En revanche, toutes ces rencontres te transportent vers de nouveaux mondes. Par exemple, je fais beaucoup de travail avec des agriculteurs ou des gens qui bossent avec leurs mains. Pour le projet Factory Heart, j'ai passé 7 jours non-stop dans une usine, quasiment en 3/8. Mais le lendemain, tu shootes Charlotte Rampling et puis le surlendemain, une jeune comédienne qui commence à démarrer aux Etats-Unis, une mannequin de 16 ans qui vient de Pologne, comme un homme qui va avoir 50 ans et qui a besoin d'une image. Tout ça reste avant tout des rencontres et c'est vraiment le cadeau au travers de la photographie qui me séduit le plus.

"les gens ont perdu la notion de ce qu'est une vraie photographie."



Pour la place des photographes aujourd'hui ? Moi j'ai aucun problème avec le fait que l'image soit de plus en plus développée, parce que de toute façon, plus elle est développée, plus elle me fait travailler. Le fait que tout le monde en fasse ne me gêne pas non plus. Ce qui me gêne en revanche, c'est que de temps en temps, les gens ont perdu la notion de ce qu'est une vraie photographie. Ils ont de moins en moins l'œil et se suffisent de choses trop banales ou trop simples.
Dans la qualité globale, dans le choix du cadrage, comme de la lumière, ou des modèles que tu choisis. Une image se monte dans son ensemble et en l'occurrence aujourd'hui, l'amateurisme en place ne prend pas en compte cet ensemble. Par exemple, il y a plein de photos Instagram "jolies", mais il ne faut pas confondre cet aspect avec le fait qu'une image se monte, se fabrique. Ce n'est pas pour rien si on travaille avec des équipes.
Toutes les images faciles démontent un peu ça, mais il faut en tirer le positif. Au contraire, ça me pousse à faire plus, à être meilleur, car c'est seulement comme ça que tu peux te démarquer et que tu peux continuer d'exister.

Pour rebondir sur ce que tu dis, comment procèdes-tu pour monter une image ? Guy Bourdin, par exemple, dessinait à la main les clichés avant de les prendre. As-tu une technique particulière ?

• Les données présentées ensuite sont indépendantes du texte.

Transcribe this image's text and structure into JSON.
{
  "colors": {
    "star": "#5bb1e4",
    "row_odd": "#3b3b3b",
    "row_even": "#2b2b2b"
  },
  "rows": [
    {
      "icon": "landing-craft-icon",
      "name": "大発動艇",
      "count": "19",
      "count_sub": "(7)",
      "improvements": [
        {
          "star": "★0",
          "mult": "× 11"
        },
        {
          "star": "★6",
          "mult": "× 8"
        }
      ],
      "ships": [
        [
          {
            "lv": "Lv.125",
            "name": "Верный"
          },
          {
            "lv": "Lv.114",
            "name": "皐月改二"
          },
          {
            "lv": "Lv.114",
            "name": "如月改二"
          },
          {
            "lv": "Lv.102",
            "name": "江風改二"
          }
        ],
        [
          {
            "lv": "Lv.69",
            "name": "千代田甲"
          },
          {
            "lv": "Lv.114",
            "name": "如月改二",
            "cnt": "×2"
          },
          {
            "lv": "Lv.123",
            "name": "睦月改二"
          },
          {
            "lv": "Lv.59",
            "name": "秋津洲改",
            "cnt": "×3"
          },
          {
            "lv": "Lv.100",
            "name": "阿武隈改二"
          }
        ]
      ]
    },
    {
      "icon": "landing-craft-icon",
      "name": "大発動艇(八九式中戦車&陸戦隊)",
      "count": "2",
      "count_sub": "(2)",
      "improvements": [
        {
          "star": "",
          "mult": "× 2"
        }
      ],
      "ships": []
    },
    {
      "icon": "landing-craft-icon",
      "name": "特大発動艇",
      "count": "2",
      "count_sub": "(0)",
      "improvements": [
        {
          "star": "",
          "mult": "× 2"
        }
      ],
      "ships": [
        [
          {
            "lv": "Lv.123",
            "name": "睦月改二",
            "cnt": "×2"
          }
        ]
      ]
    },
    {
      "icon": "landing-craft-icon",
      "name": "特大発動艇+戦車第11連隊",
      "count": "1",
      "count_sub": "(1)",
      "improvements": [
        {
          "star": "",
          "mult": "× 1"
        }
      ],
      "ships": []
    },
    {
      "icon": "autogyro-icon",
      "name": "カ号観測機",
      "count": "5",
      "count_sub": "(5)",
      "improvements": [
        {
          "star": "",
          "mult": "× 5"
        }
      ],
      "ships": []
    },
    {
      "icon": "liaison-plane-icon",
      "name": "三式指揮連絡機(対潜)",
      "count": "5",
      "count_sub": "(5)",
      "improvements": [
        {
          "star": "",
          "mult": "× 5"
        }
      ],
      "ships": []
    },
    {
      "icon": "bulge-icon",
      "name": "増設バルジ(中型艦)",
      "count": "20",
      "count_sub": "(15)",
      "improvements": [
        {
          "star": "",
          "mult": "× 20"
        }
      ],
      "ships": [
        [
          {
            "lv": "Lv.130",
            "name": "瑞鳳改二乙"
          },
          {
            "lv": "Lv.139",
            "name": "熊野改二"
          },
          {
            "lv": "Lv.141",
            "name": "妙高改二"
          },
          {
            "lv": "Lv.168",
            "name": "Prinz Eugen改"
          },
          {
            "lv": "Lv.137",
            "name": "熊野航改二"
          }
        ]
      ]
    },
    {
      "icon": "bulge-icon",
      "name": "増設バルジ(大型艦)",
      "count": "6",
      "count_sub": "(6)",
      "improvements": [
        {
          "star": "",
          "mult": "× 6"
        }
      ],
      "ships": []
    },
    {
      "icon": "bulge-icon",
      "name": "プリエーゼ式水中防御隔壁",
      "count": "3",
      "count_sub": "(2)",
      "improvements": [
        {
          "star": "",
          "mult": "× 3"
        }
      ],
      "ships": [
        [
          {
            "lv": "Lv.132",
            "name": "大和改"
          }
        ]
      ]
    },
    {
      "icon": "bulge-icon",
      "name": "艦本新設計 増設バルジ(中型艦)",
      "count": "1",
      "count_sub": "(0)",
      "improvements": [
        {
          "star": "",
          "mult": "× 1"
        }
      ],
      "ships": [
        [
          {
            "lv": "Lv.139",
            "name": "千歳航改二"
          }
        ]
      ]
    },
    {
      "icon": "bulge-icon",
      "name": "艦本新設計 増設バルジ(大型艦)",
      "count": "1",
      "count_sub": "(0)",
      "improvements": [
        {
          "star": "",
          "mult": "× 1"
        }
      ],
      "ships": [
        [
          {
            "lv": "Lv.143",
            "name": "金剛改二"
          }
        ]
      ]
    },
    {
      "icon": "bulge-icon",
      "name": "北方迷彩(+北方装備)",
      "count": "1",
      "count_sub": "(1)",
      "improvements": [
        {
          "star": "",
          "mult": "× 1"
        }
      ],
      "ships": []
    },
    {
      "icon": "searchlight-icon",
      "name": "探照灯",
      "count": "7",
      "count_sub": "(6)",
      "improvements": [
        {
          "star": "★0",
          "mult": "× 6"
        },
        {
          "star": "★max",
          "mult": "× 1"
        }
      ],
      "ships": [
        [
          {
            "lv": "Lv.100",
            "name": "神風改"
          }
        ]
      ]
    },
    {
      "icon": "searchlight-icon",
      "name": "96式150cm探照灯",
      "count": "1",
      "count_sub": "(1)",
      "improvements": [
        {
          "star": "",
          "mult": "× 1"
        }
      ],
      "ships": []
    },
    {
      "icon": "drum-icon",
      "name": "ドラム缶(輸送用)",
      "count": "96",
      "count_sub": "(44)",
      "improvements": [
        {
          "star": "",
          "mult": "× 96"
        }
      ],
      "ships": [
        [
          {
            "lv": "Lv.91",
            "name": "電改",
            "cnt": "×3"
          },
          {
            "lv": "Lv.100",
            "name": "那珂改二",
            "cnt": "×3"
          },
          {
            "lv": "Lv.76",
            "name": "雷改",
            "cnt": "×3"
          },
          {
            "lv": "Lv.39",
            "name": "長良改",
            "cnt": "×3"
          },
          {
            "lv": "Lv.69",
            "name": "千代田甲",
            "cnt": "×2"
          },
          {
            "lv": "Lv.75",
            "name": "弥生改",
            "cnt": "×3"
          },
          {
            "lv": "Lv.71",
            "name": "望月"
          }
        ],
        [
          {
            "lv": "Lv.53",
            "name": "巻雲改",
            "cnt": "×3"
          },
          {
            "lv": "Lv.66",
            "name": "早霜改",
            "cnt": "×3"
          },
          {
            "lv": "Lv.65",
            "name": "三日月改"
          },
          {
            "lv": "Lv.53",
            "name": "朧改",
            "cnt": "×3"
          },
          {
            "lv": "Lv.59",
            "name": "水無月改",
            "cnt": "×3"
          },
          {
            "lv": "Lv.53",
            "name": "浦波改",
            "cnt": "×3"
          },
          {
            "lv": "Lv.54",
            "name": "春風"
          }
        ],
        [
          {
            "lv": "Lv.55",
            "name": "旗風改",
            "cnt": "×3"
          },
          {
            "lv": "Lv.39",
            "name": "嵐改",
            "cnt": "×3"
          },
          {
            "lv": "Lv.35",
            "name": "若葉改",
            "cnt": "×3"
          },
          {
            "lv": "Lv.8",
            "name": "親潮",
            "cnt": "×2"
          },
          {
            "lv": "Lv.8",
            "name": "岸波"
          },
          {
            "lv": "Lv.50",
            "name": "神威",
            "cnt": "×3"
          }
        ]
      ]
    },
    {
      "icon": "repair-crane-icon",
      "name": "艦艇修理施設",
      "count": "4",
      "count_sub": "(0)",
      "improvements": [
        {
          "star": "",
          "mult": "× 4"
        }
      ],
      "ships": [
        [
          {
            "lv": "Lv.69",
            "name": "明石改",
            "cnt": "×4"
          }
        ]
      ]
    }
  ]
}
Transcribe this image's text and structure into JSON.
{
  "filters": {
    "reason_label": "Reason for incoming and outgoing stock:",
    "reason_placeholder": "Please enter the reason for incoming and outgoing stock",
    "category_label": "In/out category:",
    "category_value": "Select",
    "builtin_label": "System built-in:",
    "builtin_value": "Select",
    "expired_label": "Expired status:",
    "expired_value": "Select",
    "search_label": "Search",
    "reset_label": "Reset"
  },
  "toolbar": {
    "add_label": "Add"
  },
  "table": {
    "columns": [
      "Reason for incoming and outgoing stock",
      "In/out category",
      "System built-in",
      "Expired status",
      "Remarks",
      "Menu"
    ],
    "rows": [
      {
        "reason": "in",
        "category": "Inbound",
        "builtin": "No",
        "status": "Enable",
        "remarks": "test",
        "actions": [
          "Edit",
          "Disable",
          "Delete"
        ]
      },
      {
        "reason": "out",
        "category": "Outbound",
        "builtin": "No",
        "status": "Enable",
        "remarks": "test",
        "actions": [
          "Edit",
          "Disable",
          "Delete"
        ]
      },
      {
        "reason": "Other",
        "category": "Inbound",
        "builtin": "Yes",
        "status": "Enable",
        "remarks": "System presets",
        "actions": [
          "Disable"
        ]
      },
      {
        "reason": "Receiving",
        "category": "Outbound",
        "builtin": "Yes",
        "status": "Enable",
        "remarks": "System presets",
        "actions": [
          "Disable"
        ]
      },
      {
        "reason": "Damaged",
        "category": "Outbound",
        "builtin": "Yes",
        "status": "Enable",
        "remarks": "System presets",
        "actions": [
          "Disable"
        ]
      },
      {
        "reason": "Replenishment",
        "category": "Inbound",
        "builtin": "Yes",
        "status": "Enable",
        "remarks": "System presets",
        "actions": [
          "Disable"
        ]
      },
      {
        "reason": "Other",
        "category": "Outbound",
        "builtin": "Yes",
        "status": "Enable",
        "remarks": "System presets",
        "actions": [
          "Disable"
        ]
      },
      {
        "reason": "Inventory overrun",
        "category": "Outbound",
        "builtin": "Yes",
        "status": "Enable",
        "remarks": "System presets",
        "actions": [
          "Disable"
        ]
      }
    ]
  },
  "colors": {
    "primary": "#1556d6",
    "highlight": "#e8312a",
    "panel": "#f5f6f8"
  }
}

De mon côté, je pense que c'est une réflexion globale. Je ne fais pas de crobards. Je l'ai fait pendant un temps, mais j'ai vite senti que le fait de dessiner une pose et de la mettre en scène m'enfermait dans un résultat qui ne me convenait pas. Au même titre, je ne fais jamais une photographie sur un trépied. Mon appareil n'est jamais posé, parce que mon modèle, je lui demande de vivre, de bouger, d'avoir une certaine intensité. En même temps, je bouge aussi. Je ne tiens pas en place pendant un shooting. Je suis tout le temps à droite, à gauche, d'un côté puis de l'autre, je prends des contrechamps...
Guy Bourdin travaillait un peu comme un photographe de nature morte et dans une compo de nature morte, le dessin se révèle efficace. Décider qu'il y ait des gouttelettes d'eau qui tombent de cette manière-là et pendant 4h, 6h, 8h, travailler pour obtenir la goute parfaite... Moi cette photographie-là, je n'en suis pas capable.
Dans le portrait aussi, il y a beaucoup de photographe qui sont posés, assis et qui ne bougent pas. C'est ce que faisait Avedon. Il travaillait à la chambre. D'ailleurs, il cadrait à peine lui-même, parce que souvent il était à côté pour gérer directement son personnage. Moi, j'aime bien avoir les deux. Gérer le cadre et gérer le personnage. Je travaille effectivement plus à l'instinct. La préparation va concerner les choix des modèles quand c'est une commande mode, ou pour un portrait, le choix de l'univers dans lequel tu vas photographier la personne. Ce qu'il pourrait avoir dans les mains ou une chose qui pourrait se passer derrière lui. L'échange et le ressenti me permettent de définir ce que doit dire l'image.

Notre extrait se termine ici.